I think koro is culture-bound in the sense that, in cultures that believe in koro, people get it hundreds of times more often than in cultures that don’t. This doesn’t mean it has no biological risk factors, or that nobody ever gets it without knowing about it, but it suggests that the cultural belief is an important intervention if you want to prevent spread.

“Okay, but in that sense, where you compare how often the conditions happen in our culture compared to a hypothetical one where nobody had ever heard of them and then see how different the two cultures are, which DSM conditions are more real vs. more culture-bound?”
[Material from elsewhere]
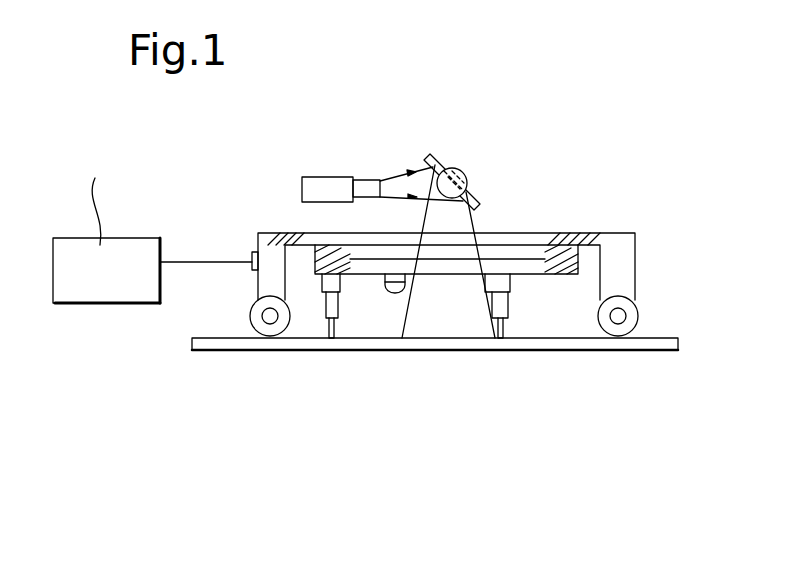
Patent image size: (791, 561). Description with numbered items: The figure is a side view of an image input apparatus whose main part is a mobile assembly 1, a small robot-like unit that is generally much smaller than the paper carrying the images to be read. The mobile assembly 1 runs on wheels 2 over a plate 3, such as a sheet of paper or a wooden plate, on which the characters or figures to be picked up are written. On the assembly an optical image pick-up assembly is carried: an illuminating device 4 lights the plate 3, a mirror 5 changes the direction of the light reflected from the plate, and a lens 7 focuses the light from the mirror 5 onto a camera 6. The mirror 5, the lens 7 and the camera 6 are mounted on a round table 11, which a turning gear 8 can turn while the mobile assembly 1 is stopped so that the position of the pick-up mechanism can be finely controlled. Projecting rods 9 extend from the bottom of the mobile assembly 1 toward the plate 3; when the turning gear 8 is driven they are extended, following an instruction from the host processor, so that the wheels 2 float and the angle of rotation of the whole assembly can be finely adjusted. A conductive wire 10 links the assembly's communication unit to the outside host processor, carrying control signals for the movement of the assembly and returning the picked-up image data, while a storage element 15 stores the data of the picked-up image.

Fine. With very very low confidence, and the knowledge that I will get at least some of this wrong in a way people will unavoidably find terribly offensive, I would wildly guess something like:

“Okay, but gender dysphoria?”

Hopefully now the answer is obvious: it is and it isn’t. People have been having gender identity crises since the beginning of time. There’s some evidence some of this is biological; people with closer to opposite-sex hormone profiles and so on are more likely to end up transgender, and very off-base hormone profiles seem to produce gender issues pretty consistently. But in our modern society, which has a category/guess/narrative around this, it seems to happen orders of magnitude more often than in other societies. And in societies with different categories/guesses/narratives, it happens differently - a lot of people who are transgender today would have been cross-dressers or lesbians 30 years ago.

(schizophrenics remain overrepresented among transgender people today - maybe 5-10x expected rate - and a few papers suggest they were more overrepresented in the past when transgender was less common. I think this is for the same reason that, in cultures without a native koro tradition, a disproportionate number of koro cases happened in schizophrenics. Schizophrenics’ brains don’t use categories/guesses/narratives in normal ways, and they end up in kind of random places, whereas everyone else mostly ends up where their culture guides them)

Before anyone gets too excited about this, I want to stress a version of the point Bures got right earlier: there is no neutral culture. Having lots of transgender people is downstream of cultural choices. But having lots of cisgender people is also downstream of cultural choices. There isn’t infinite flexibility - evolution ensures a bias towards heterosexuality, for obvious reasons. But there’s a lot of flexibility - Spartan men married and had sex with women, but they thought this was a dumb annoying thing they had to do to have children, and sex with young boys was the obvious enjoyable satisfying option. Even within evolution’s constraints, culture can do some pretty weird stuff. I think you could probably have a culture where 99% of people were transgender, where it was generally accepted that everyone transitioned on their 18th birthday, and where only a few people (disproportionately schizophrenic) would object or see anything wrong with this.

So fine, yes, gender dysphoria shares some resemblance to culture-bound illnesses; I would put it around the same level as anorexia. But be careful: everything shares some resemblance to everything. What if transphobia is our culture’s version of the penis-stealing witch panic? Wise but evil women (gender studies professors) are using incomprehensible black arts (post-modernism) to make people lose their penises. Sure, those people are losing their penises through voluntary sex-change surgery, but this is just another case of the general principle that we replace the magical explanations natural to other cultures with the medicalized explanations natural to our own. And sure, other culture’s panics involved fake/illusory penis loss and ours involves the real thing, but this is just another case of the general principle that modern Western civilization turns other culture’s myths into reality. When they were telling tall tales about men who flew like birds, we went ahead and invented the airplane; when they imagined golems, we created working robots. Now we’ve finally gotten around to penis-stealing witches.

America really is the greatest country in the world.